I love Elon Bad posts, but I think it’s worthwhile to examine why Elon bad in this case.
Like many reactionaries, Elon’s business philosophy is pure tech-bro-libertarianism. And like all libertarians, he’s stuck in the neoliberal mindset of less regulation (don’t scrutinize) and more efficiency (let me be cheap), in order to create the safe space that industrialists need to extract, er create.
He’s literally said things like (paraphrasing)
When I see a specification for three bolts I ask: why can’t we do it with two?
His transparent reasoning is that if he’s allowed to cut corners, he’ll save money today and consequences can be dealt with when they arise.
He’s following the software model of release a minimally viable product and patch it later. Only instead of user frustration at being beta testers, you fucking die maybe.
SnotFlickerman@lemmy.blahaj.zone 2 months ago
…and unlike the Pinto, we are so deep into fucked-reality-ville, it won’t get recalled.
atrielienz@lemmy.world 2 months ago
Nah. The Ford Pinto laid the groundwork for the NHTSA’s regulatory control of forced recalls. The only way this thing doesn’t get recalled for being dangerous is if Musk’s D. o. g. e manages to undercut or defund the NHTSA.
Additionally, other countries with better regulatory bodies won’t even allow it to be sold or will require mandatory recall of these vehicles which means the end of the cyber truck. They can’t even sell them because people don’t want them.
The other thing is that insurance companies can absolutely refuse to insure them and if I’m honest, they may be the main reason that the NHTSA doesn’t back down from regulating them (insurance companies are a powerful lobby, and they absolutely can countermand the automotive lobby in some cases).
My point is, it’s more complicated than just “Musk is a government official now, and historically dangerous cars weren’t recalled”.
psmgx@lemmy.world 2 months ago
Project 2025 has explicit targets for reforming NHTSA
SnotFlickerman@lemmy.blahaj.zone 2 months ago
I’d like to thank you for this measured take in response to my unbridled cynicism.
dnzm@feddit.nl 2 months ago
I believe they’re absolutely not street legal in the UK, nor in the EU. Those were never “ridiculous sized trucks” Walhalla to begin with (although I see more Rams than I care to, these days), so there’s roughly zero chance those things will become mainstream here.
Heck, we have rain here, that’s enough of a wankpanzer repellant.
Shdwdrgn@mander.xyz 2 months ago
Let me simplify it for you… Musk has been targeting agencies that stood in the way of SpaceX. Did you hear he started targeting OSHA this week because of the spotlight on Musk’s intentional dismissal of safety regulations? Or that he is also targeting the consumer protection agency? Everything that protects regular citizens is being shut down as “wasteful”, and his only criteria is anything that costs him money or prevents him from exploiting workers.
jonne@infosec.pub 2 months ago
I mean, the thing is already outright illegal in most countries where pedestrian safety is taken into account. An EU version would have to look completely different.

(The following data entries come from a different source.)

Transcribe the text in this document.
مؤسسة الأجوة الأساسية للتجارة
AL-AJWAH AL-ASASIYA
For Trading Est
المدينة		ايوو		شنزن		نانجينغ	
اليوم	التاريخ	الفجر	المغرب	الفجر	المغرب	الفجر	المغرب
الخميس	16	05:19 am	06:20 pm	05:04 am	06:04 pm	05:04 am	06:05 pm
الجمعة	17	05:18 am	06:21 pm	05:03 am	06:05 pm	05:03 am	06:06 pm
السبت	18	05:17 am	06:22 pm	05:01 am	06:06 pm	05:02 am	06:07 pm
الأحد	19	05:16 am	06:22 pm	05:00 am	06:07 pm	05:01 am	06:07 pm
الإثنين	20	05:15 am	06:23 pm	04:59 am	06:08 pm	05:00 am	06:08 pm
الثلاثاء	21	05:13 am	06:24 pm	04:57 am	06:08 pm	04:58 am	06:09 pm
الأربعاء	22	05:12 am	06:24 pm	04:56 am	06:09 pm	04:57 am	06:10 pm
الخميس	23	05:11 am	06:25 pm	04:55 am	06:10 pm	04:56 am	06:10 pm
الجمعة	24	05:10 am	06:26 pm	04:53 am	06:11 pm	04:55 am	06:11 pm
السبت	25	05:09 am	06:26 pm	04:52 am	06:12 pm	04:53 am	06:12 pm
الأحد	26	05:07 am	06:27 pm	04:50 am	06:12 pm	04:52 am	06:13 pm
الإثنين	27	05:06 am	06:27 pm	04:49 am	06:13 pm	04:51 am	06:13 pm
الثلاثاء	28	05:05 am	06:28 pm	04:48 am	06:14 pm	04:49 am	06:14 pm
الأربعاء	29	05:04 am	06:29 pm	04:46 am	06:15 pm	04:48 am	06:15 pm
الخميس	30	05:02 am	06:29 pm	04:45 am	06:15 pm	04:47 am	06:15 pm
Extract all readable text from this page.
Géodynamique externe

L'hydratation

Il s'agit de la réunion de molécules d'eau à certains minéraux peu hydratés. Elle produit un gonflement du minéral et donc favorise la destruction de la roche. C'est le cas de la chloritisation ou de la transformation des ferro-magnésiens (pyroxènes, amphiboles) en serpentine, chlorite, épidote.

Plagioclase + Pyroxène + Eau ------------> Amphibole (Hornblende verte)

Tja@programming.dev 2 months ago
It will take Leon 20 minutes to shut down the whole agency claiming that they actually eat babies and people will just go with it.
SouthEndSunset@lemm.ee 2 months ago
Probably why he’s closed the CFPB.
Lemming6969@lemmy.world 2 months ago
These are cybertruck owners…
Freefall@lemmy.world 2 months ago
Nah, he will just get more government grants to “fix” it. (Aren’t they up to like 30% grants at this point?)